I wait for the result of the batch processing using the same code as in the example:
// Batch process document using a long-running operation.
// You can wait for now, or get results later.
// Note: first request to the service takes longer than subsequent
// requests.
System.out.println("Waiting for operation to complete...");
future.get();
System.out.println("Document processing complete.");
After a bit less than 5 minutes, I always get the following exception:
feb. 06, 2024 6:34:08 EM com.google.api.gax.longrunning.OperationTimedPollAlgorithm shouldRetry
VARNING: The task has been cancelled. Please refer to https://github.com/googleapis/google-cloud-java#lro-timeouts for more information
java.util.concurrent.CancellationException: Task was cancelled.
at com.google.common.util.concurrent.AbstractFuture.cancellationExceptionWithCause(AbstractFuture.java:1560)
at com.google.common.util.concurrent.AbstractFuture.getDoneValue(AbstractFuture.java:590)
at com.google.common.util.concurrent.AbstractFuture.get(AbstractFuture.java:571)
at com.google.common.util.concurrent.FluentFuture$TrustedFuture.get(FluentFuture.java:91)
at com.google.common.util.concurrent.ForwardingFuture.get(ForwardingFuture.java:67)
at com.google.api.gax.longrunning.OperationFutureImpl.get(OperationFutureImpl.java:125)
at ...
What can I do to avoid this timeout? I have tried with a smaller amount of documents (25), but that times out as well.
From the link listed in the error message:
LRO Timeouts
The polling operations have a default timeout that varies from service to service. The library will throw a
java.util.concurrent.CancellationExceptionwith the message:Task was cancelled.if the timeout exceeds the operation. ACancellationExceptiondoes not mean that the backend GCP Operation was cancelled. This exception is thrown from the client library when it has exceeded the total timeout without receiving a successful status from the operation. Our client libraries respect the configured values set in the OperationTimedPollAlgorithm for each RPC.Note: The client library handles the Operation's polling mechanism for you. By default, there is no need to manually poll the status yourself.

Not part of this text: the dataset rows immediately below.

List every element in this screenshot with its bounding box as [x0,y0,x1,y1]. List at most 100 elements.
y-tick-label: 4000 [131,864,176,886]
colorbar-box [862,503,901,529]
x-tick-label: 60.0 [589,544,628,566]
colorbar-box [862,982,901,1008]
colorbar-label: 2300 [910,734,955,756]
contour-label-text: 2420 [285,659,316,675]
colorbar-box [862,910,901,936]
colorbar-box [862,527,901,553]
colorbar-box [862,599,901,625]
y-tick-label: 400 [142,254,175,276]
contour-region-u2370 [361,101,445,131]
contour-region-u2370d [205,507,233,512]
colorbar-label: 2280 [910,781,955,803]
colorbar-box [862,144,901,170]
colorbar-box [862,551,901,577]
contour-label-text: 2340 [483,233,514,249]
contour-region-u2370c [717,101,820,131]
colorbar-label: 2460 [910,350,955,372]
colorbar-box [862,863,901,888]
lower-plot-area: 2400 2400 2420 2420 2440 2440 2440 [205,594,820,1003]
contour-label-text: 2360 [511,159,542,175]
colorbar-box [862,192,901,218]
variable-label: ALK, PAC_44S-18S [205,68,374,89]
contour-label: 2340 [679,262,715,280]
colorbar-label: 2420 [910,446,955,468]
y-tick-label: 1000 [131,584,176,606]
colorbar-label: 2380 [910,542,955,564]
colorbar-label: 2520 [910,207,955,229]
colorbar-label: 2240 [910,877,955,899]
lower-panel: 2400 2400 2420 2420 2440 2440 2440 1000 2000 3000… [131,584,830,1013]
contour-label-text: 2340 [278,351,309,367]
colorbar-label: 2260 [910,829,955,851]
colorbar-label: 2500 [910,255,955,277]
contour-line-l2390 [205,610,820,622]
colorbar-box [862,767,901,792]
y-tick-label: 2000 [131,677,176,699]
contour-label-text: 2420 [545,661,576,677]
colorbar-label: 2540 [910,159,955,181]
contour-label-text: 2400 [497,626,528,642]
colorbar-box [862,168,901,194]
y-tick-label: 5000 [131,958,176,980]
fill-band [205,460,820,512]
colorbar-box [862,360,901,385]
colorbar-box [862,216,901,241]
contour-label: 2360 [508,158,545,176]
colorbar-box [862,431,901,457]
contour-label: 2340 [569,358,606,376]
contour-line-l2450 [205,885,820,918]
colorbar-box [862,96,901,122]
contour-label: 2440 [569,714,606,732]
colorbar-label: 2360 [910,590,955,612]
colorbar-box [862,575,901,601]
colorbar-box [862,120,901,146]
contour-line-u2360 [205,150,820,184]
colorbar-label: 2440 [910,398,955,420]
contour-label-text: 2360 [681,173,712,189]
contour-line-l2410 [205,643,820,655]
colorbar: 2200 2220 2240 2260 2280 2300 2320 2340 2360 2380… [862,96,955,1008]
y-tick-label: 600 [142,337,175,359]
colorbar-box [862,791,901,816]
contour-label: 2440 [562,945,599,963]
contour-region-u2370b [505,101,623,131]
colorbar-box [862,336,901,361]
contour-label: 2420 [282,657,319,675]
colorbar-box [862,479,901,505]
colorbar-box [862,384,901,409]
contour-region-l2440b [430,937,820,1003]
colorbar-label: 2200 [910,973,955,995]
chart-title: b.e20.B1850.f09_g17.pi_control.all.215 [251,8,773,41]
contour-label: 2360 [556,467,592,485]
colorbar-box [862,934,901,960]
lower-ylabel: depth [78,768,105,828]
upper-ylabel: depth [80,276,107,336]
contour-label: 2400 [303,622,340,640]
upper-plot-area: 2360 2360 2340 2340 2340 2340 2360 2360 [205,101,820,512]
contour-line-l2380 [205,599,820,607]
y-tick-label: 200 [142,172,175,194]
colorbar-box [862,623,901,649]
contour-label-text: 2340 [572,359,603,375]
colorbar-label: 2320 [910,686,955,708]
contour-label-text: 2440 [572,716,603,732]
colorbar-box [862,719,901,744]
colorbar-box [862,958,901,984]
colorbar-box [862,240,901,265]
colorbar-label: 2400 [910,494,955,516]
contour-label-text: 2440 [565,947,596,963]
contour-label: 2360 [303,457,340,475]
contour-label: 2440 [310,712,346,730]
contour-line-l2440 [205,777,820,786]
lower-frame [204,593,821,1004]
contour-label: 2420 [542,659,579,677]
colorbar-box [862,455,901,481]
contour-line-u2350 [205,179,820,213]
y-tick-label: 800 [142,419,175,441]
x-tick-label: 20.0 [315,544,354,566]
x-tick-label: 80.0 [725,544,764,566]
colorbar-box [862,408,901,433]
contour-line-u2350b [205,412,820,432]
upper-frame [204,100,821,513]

You don't need to continuously poll long-running operations and it's not advised to do so, especially when processing a large number of documents, as it could take a long time. In this case, you can check the output Google Cloud Storage bucket at a later time once the operation is completed, rather than polling/waiting for it to complete.
If you want your application to block/wait for the operation to complete, then you can extend the timeout time as shown in the link.